Tears welled up as missing pieces of his life came together.
"It meant more than a million dollars. I'm 65 this year, and all that time I thought there was nobody else. All of a sudden, here they are."
Mr Kowalewicz had written to the Red Cross asking if they could trace anything of his mother's life; a few months later, he was hearing from relatives he didn't know he had, learning more about his mother's extraordinary journey.
Maria Kowalewicz died in Waikato in 1995, aged 80, after eight years in New Zealand and more than 140 friends attended her funeral.
People knew her as a keen gardener and loving grandmother, but they had no idea of the turmoil of her earlier life.
Born in Poland in 1915, she lost all her immediate family and never learned to read or write.
"She was a little thing, walking along the road with a sack on her back, pushed around farms all over the place," Mr Kowalewicz said.
When Germany invaded Poland in World War II, she was sent to forced labour camps in Austria.
She was abused and gave birth to three children, who were adopted out.

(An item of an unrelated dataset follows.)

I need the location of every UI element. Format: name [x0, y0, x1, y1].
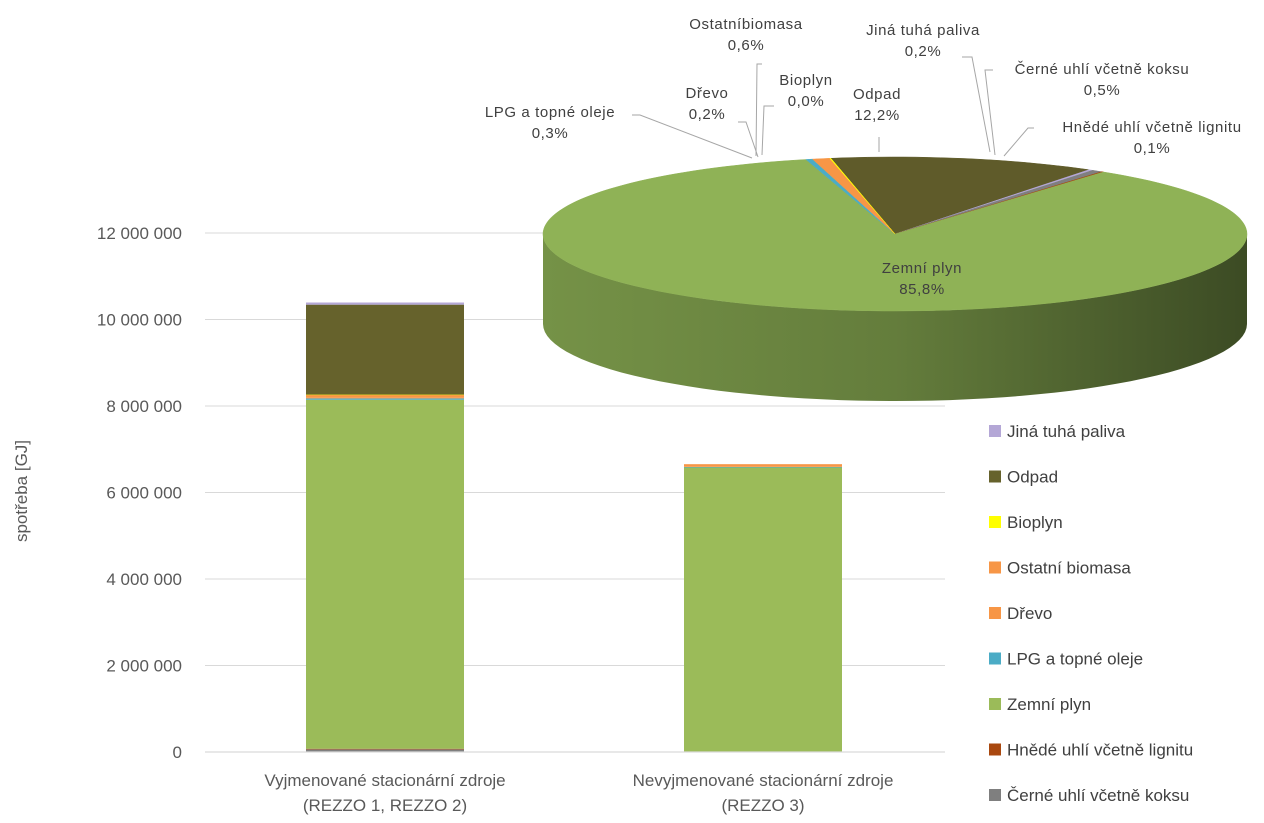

One child, Rosa, began looking for family 45 years ago. When she died, her daughter Danuta took up the search. Last year, she finally found someone through the Red Cross: Mr Kowalewicz.
Mr Kowalewicz was born in Italy, where his mother had fled and been put in a refugee camp.
His mother never talked about this part of her life. He was brought up in a camp for Polish refugees in England, where no one liked to revisit the past.
He arrived at the camp when he was three months old, living in barracks with dirt floors, where refugees cooked soup in tin bathtubs.
Mr Kowalewicz's first memory is of his mother making a remedy for fingernails he had bitten.
"When you're hungry, you bite your nails."
Mrs Kowalewicz married a fellow refugee, Jan Kowalewicz, at the camp in England but he too had been traumatised and repeatedly abused her.
The refugee camp was closed without warning after 11 years and its residents scattered and disappeared to live as recluses.
In 1988, Mr Kowalewicz moved to New Zealand and brought his mother with him.
"It was the first time in her life that she could relax ... When we came to New Zealand, she looked around and said, 'I'm not going anywhere else'," he said.
She was always kind and without a bad word to say about anyone despite her traumatic past, which no one could have guessed at.
When she died, Mr Kowalewicz regretted not having asked her more about her life.
But after his phone call with his newfound niece, Danuta, he feels the puzzle is coming together.
The Red Cross deals with almost a million people from separated families every year, and Andrew McKie from the New Zealand organisation said its searches for lost relatives involved a lot of detective work, tapping into local networks around the world.
The key to Mr Kowalewicz's search was a photo of his mother from World War II that was uncovered.
She had been given a German last name, and the birthday recorded on the back of the photo was a day off.
But other details matched and it was brought to Mr Kowalewicz's attention to identify. He recognised his mother immediately.
It was not long before he was put in touch with Danuta, and they hope to visit each other soon.